During the 1960s the Episcopal Church on the national level became more active in political causes, especially in the case of the Vietnam War (1964-73). This activity, as well as changes made in 1979 to the denomination’s prayer book and accompanying rituals, the first such changes since 1928, brought dissension and led some congregations, including some in Georgia, to leave the majority and form independent churches.
African American Bishops
Between 1874 and 1989, four of the Episcopal Church’s African American bishops were born in Georgia. The first was Henry Bard Delaney, born in St. Marys in 1858. From 1918 until his death in 1928, he served as Suffragan Bishop for Colored Work in the Diocese of North Carolina. A second African American bishop from Georgia was Dillard Houston Brown, born in 1912 in Marietta. He was consecrated Bishop Coadjutor of Liberia in 1961 and was assassinated in 1969. John Thomas Walker was the third Black Episcopal bishop from Georgia. Born in Barnesville in 1925, he was consecrated Bishop of Washington in 1977. The fourth African American bishop was Quintin Ebenezer Primo Jr., born in Liberty County in 1918. After serving as Suffragan Bishop of Chicago from 1972 until 1985, he became Interim Bishop of Delaware.
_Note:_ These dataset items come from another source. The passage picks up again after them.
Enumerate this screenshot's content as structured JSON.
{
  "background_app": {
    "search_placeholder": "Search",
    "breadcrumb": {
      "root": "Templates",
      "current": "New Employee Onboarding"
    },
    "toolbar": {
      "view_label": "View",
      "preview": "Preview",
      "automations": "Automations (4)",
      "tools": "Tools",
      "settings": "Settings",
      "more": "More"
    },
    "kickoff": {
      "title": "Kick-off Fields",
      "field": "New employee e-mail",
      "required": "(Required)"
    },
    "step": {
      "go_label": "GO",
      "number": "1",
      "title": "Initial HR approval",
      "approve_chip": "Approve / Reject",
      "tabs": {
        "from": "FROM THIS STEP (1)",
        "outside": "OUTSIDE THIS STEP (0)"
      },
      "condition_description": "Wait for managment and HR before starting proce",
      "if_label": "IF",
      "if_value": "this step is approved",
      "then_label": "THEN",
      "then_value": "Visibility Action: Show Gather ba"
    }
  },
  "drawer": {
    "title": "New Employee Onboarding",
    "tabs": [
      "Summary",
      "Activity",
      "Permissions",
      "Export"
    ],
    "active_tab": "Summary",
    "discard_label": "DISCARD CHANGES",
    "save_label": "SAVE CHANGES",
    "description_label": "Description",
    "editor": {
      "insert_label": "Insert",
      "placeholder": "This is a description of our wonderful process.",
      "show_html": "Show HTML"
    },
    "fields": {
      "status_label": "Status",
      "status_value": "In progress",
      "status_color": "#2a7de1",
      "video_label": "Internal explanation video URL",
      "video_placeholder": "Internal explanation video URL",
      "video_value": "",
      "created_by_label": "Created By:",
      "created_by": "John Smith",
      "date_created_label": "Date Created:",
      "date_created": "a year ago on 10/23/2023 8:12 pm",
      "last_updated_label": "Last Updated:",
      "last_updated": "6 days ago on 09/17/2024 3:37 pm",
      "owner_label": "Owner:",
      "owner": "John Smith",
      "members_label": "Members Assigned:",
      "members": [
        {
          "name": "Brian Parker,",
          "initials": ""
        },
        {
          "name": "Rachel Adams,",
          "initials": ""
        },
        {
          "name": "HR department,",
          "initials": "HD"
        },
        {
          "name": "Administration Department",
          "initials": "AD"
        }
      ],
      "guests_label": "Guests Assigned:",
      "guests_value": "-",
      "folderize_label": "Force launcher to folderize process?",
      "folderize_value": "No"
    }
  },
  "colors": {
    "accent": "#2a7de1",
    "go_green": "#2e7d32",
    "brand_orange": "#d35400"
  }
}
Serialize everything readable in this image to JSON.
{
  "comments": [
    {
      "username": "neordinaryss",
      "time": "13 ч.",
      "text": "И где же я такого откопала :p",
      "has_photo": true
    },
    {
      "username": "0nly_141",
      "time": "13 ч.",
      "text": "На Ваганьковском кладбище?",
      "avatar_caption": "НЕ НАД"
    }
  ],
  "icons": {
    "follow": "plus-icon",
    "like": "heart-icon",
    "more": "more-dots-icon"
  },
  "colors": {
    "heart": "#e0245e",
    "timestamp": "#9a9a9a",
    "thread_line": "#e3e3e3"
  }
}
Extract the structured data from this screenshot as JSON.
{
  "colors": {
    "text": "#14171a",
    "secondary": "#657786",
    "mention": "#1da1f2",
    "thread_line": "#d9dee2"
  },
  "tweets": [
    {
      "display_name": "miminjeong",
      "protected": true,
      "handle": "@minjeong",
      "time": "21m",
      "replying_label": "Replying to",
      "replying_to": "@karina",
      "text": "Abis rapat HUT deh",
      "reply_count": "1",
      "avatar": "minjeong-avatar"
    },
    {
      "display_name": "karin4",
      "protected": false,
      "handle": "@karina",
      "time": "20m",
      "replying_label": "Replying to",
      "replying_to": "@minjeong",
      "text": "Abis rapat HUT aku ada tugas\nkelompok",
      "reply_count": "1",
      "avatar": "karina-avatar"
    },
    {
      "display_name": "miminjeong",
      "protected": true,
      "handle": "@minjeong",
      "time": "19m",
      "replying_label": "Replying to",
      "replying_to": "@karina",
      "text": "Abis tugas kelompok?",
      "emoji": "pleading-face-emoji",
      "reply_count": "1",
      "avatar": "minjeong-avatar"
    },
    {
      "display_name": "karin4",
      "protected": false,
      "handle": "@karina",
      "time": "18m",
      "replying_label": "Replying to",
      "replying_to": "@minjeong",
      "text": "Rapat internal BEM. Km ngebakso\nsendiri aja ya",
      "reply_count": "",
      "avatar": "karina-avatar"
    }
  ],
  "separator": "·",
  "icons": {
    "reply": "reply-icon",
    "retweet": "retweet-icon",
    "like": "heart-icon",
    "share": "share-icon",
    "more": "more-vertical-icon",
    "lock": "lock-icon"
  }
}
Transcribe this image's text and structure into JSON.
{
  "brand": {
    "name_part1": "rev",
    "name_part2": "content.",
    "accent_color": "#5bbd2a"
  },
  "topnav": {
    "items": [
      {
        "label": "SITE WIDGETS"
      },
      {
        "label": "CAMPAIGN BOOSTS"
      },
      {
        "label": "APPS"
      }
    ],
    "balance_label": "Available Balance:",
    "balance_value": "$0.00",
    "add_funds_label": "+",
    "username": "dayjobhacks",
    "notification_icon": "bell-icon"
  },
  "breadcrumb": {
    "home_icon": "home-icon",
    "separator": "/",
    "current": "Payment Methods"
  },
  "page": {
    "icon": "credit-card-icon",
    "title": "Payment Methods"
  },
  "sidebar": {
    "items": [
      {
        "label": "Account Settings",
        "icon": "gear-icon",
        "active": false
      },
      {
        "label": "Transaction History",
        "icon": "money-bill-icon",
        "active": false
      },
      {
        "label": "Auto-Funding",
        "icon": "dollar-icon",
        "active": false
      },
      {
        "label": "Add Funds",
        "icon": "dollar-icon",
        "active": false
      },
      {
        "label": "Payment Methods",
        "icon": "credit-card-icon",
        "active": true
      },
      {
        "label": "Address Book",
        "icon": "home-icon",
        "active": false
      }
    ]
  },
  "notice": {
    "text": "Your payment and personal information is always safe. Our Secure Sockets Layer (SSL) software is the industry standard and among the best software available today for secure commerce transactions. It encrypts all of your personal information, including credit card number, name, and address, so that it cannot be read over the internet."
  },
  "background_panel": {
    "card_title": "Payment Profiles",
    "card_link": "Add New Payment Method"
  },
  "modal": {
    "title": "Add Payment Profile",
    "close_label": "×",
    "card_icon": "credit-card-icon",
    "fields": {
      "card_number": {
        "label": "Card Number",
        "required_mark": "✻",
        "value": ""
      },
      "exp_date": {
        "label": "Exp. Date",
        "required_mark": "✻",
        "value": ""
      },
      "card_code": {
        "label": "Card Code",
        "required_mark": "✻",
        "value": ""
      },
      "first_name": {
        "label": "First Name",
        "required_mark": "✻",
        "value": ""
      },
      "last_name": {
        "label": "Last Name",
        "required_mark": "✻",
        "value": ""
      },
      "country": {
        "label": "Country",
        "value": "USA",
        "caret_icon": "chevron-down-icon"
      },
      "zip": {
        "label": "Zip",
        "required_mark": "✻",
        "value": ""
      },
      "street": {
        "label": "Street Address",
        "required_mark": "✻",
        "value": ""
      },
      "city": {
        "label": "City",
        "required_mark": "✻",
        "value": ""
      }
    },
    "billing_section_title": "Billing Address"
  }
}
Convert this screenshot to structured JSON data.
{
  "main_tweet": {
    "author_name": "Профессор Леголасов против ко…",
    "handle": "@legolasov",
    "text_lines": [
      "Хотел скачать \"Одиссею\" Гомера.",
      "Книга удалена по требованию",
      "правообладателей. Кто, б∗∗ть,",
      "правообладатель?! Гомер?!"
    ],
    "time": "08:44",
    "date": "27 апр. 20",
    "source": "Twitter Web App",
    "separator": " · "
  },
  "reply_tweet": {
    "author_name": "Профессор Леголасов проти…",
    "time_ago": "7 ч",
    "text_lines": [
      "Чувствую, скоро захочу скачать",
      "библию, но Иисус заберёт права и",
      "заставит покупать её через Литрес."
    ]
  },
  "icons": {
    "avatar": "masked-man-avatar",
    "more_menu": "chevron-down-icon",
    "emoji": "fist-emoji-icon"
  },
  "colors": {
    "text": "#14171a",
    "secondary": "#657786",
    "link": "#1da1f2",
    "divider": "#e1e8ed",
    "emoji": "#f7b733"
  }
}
As of 2003 the Diocese of Atlanta consisted of 93 congregations throughout north Georgia with 54,006 baptized members. The bishop of the diocese is seated at the Cathedral of St. Philip in Atlanta, one of the largest congregations in the denomination, with more than 5,000 members. In 2012 Bishop Robert C. Wright was elected as the Diocese of Atlanta’s tenth bishop. He is the state’s first Black Episcopal bishop. In addition to reaching out to the region’s growing Hispanic population, members of the Atlanta diocese have joined with Muslim community members to assist refugees settling in the metropolitan area.
The southern part of the state continues under the Diocese of Georgia, with the seat of administration located in Savannah. Bishop Scott A. Benhase, the former rector of St. Alban’s Parish in Washington D.C., was consecrated as the diocese bishop in 2010. As of 2007 it consisted of 71 congregations with 18,651 baptized members.